B.
a.
El Estado
Sobre los hechos
28. El Estado no ha contradicho los hechos alegados por el peticionario y ha enfocado sus
respuestas a la Comisión en explicar el desenvolvimiento de los procesos judiciales relacionados
con el caso. Se refiere en dicha comunicación de modo específico a los procesos Nº 24079 sobre
"apremios ilegales" (torturas) y Nº 61720 sobre "posible delito de destrucción de instrumento
público".
29. Su respuesta, fechada 24 de julio de 1995, se dedica a explicar el curso procesal seguido en la
instrucción criminal contra tres funcionarios policiales por supuestos apremios ilegales en perjuicio
del peticionario.
30. En su respuesta del 7 de diciembre de 1995, informa del sobreseimiento del proceso Nº
57.144, sobre amenazas, seguido ante el Juzgado Nacional de Primera Instancia en lo Criminal de
Instrucción Nº 30; y del sobreseimiento provisional del proceso Nº 25.156, sobre amenazas,
seguido ante el Juzgado Nacional de Primera Instancia en lo Criminal de Instrucción Nº 23. En el
marco de este último proceso se encomendó a la Policía Federal Argentina "la individualización y
captura del autor o autores del delito [sic]".

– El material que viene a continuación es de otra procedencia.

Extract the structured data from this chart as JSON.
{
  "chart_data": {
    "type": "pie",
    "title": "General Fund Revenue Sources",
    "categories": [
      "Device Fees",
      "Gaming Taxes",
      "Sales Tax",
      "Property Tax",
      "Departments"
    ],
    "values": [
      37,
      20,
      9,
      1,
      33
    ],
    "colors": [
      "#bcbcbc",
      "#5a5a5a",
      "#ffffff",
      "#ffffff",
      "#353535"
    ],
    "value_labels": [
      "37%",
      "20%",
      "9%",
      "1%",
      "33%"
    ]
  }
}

31. En su comunicación de 1º de octubre de 1996 hace un recuento detallado sobre el curso
seguido por los distintos procesos judiciales promovidos por el peticionario. Hace referencia al
fallo del 31 de enero de 1996, en la causa Nº 24079 sobre "apremios ilegales" que decretó el
sobreseimiento definitivo y desprocesamiento de los presuntos torturadores. Explica el trámite
seguido con relación a la comunicación remitida por el peticionario al Excelentísimo Presidente de
la República, con fecha 16 de junio de 1989. Informa que "[e]n la causa Nº 26.696/95, el 3 de
junio de 1996, se decidió el archivo del expediente por la inexistencia de delito en la causa".
b)
Sobre las cuestiones de derecho
32. En su respuesta del 15 de diciembre de 1994, sostiene que el peticionario no ha agotado los
recursos de la jurisdicción interna requeridos por el artículo 46(1)(a) de la Convención y que en
consecuencia es inadmisible la petición. El Estado no ha abordado las demás cuestiones legales
planteadas por el caso.
IV.
ANÁLISIS
A.
Competencia de la Comisión
a.
Competencia ratione materiae
33. El peticionario alega hechos referidos a la presunta violación de los artículos 5, 7, 8 y 25 de la
Convención, de la cual Argentina es parte. En consecuencia, el caso se encuentra comprendido
dentro del ámbito de competencia ratione materiae de la Comisión.
b.
Competencia ratione personae
34. La víctima es una persona natural y concurre a la Comisión como peticionario. En
consecuencia, la Comisión afirma su competencia ratione personae activa para el caso.